Developers host their source code and releases on GitHub. When you buy a tool, DuckSubs generates a secure, signed download link just for you — it expires after 48 hours and is limited to a handful of downloads. You never see the raw GitHub URL. The software itself downloads to your machine, your server, wherever you put it. If your link expires, you can always generate a fresh one from your My Purchases page. DuckSubs is a marketplace, not a hosting platform — the code lives on GitHub and your copy lives on your machine. If DuckSubs disappeared tomorrow, you’d still have everything you bought.
Can I get a refund?
Yes. There’s a 7-day refund window on all purchases. If the software doesn’t work as described, you get your money back. The developer covers the refund cost.
What's a Booth?
Every seller gets a personal storefront — their Booth — at ducksubs.com/username. It has a block-based editor with themes, custom CSS, product listings, bio sections, links, embeds, and charity badges. Think of it as your home page on DuckSubs.

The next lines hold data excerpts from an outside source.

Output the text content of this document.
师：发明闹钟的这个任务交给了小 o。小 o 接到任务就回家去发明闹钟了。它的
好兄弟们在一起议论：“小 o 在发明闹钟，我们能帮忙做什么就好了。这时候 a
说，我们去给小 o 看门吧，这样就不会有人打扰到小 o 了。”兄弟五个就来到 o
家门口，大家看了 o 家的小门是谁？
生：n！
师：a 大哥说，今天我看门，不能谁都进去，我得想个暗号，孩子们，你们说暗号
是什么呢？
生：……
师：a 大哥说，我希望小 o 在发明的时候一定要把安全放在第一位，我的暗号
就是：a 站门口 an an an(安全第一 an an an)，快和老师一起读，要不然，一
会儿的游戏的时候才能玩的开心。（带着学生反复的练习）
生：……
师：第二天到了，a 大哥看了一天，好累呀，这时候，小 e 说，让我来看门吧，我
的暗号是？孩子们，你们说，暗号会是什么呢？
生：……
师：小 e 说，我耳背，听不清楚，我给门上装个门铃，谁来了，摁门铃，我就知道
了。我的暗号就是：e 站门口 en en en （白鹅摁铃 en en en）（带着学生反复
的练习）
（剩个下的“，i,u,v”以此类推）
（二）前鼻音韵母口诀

What about charity badges?
Sellers can designate a charity on their Booth. When they do, a badge appears on their page and product cards showing that proceeds benefit that charity. It’s optional and configurable per-product.
Do I need a Stripe account to sell?
Yes. Stripe handles payments and payouts. You’ll connect your Stripe account through the dashboard. Buy buttons on your listings won’t activate until Stripe’s KYC process clears.
What happens if a developer abandons their product?
If a product goes unsupported, DuckSubs may open it for succession — another developer can pick it up and continue maintaining it. Buyers aren’t left stranded.
Do I need to be a 'real' developer to sell here?
No. If you vibecoded something useful with Claude Code, Cursor, or any other AI tool — and it works — it belongs on DuckSubs. We don’t care how you built it. We care that it solves a problem and that someone would pay for it. If you’re new to all of this, read our beginner’s guide to vibecoding — it walks you through everything from setting up GitHub to publishing your first product.
Is there an API?
Yes. Developers can manage products, listings, and shop data through a REST API. Docs are coming — for now the endpoints are in the codebase.